- Fire Island is a barrier island located off the southern shore of Long Island, New York. The Island is a sought-after summer destination for its seclusion and its coastline of natural beaches stretching over 32 miles.
- The Island is undeveloped in many locations due to its status as a National Park, which was established just over 50 years ago in 1964.
- We are fortunate enough to be housed in one of the few National Park Service houses near Watch Hill that was donated to the Park Service.
- There are no paved roads on the island, meaning no cars for public use. So our only way around the island is walking along the many boardwalks that navigate the island.
- OH. MY. WILDLIFE. There is much wildlife on the island, especially near our location in the heart of the park. Everyday we see countless deer grazing the dunes on the beaches. Some days we are lucky enough to see a fox or two. However, sometimes the wildlife is a little too extreme. The mosquito population on the island is a little absurd. Having very little predation on the mosquitoes, they seem to flourish on the island. Often times in enormous swarms that attack relentlessly the moment you leave the door of the house until you reach the boat.

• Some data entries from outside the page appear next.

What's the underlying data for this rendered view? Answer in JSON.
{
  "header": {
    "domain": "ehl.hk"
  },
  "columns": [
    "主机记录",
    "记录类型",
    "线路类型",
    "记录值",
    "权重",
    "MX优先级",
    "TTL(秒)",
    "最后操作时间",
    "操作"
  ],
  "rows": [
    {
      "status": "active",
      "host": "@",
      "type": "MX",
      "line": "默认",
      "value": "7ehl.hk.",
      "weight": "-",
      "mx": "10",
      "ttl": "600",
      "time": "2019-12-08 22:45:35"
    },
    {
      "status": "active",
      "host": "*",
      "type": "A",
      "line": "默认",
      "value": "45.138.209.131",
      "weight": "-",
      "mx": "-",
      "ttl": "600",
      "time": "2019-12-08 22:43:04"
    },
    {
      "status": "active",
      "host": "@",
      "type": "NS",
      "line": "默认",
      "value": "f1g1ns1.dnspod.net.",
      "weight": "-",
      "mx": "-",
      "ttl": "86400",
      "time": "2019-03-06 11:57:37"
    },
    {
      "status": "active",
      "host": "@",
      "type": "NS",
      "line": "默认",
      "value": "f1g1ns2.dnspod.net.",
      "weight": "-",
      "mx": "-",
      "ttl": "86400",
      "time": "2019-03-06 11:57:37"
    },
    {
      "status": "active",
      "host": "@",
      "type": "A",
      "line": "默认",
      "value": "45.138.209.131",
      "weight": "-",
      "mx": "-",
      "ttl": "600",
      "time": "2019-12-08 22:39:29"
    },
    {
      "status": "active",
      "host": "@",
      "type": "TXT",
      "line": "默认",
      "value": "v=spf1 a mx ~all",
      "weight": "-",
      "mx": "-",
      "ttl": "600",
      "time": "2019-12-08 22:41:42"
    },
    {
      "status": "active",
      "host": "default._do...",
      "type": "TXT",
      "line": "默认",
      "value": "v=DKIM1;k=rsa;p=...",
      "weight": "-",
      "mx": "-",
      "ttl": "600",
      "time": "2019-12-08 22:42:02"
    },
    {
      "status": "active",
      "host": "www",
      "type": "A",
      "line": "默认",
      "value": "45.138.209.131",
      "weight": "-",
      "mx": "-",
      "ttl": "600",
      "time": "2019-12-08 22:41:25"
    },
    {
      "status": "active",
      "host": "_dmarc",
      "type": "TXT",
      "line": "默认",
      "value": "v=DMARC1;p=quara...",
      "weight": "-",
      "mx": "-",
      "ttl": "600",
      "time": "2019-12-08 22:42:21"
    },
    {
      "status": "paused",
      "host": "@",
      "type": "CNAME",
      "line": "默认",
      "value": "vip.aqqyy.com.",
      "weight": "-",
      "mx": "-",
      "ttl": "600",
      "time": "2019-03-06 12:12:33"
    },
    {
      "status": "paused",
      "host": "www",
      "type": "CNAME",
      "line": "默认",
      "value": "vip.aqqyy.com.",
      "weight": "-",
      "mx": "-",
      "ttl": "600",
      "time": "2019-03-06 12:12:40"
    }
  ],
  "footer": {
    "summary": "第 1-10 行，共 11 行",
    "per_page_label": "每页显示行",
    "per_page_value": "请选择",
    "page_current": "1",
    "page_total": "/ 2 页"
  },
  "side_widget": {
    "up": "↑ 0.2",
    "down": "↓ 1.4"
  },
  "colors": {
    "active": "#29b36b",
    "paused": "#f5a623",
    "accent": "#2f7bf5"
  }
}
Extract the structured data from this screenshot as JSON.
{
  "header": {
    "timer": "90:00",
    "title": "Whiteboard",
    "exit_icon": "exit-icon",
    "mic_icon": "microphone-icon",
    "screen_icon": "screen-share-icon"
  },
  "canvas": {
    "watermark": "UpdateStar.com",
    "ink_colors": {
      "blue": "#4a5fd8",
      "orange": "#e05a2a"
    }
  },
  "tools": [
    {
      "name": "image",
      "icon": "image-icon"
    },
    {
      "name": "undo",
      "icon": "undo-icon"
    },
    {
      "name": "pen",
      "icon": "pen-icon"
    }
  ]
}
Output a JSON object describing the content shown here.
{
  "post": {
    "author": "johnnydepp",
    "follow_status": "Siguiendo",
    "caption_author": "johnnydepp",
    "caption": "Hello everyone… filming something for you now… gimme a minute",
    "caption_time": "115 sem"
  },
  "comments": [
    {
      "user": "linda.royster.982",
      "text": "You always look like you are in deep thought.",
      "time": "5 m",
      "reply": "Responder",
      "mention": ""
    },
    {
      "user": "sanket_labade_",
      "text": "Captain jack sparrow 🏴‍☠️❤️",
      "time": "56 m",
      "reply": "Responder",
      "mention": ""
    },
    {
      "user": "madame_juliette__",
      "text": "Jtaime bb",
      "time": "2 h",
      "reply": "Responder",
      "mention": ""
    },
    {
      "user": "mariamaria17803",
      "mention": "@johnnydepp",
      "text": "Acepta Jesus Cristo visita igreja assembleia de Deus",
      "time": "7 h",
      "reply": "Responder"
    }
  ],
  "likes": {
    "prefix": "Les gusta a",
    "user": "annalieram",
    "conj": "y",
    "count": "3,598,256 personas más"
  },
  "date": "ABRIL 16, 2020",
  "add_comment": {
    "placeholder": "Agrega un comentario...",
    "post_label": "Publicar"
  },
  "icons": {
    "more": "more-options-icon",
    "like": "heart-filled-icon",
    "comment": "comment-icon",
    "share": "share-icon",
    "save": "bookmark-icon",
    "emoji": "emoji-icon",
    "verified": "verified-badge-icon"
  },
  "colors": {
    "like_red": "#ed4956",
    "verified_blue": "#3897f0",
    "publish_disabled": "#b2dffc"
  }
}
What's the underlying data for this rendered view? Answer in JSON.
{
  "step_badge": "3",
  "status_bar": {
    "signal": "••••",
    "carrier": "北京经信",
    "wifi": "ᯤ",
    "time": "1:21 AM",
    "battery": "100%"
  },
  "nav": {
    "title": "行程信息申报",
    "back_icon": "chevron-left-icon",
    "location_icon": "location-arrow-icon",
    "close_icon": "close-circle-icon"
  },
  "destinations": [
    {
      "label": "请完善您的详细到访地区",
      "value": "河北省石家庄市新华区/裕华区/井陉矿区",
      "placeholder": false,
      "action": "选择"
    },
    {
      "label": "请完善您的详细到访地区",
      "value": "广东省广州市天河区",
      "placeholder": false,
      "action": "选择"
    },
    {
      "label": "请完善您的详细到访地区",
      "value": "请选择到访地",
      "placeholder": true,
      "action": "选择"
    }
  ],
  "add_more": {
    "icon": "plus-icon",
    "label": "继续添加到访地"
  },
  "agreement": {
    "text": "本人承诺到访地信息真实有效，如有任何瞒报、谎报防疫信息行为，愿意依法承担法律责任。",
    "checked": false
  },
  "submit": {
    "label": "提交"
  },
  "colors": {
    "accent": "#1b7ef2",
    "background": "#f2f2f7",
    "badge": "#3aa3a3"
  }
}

- Fire Island, according to legend, is said to have gained its name in two different ways; First, during the warmer months of the year the Island is covered in poison ivy which when sailors would see from a distance the shore looked as if it was on fire. Second, the island was once made up of five islands, however, after having the ‘v’ misinterpreted overtime into a ‘r’ the island took on its new name as Fire Island.
Looking out of the ocean shoreline of Fire Island National Seashore.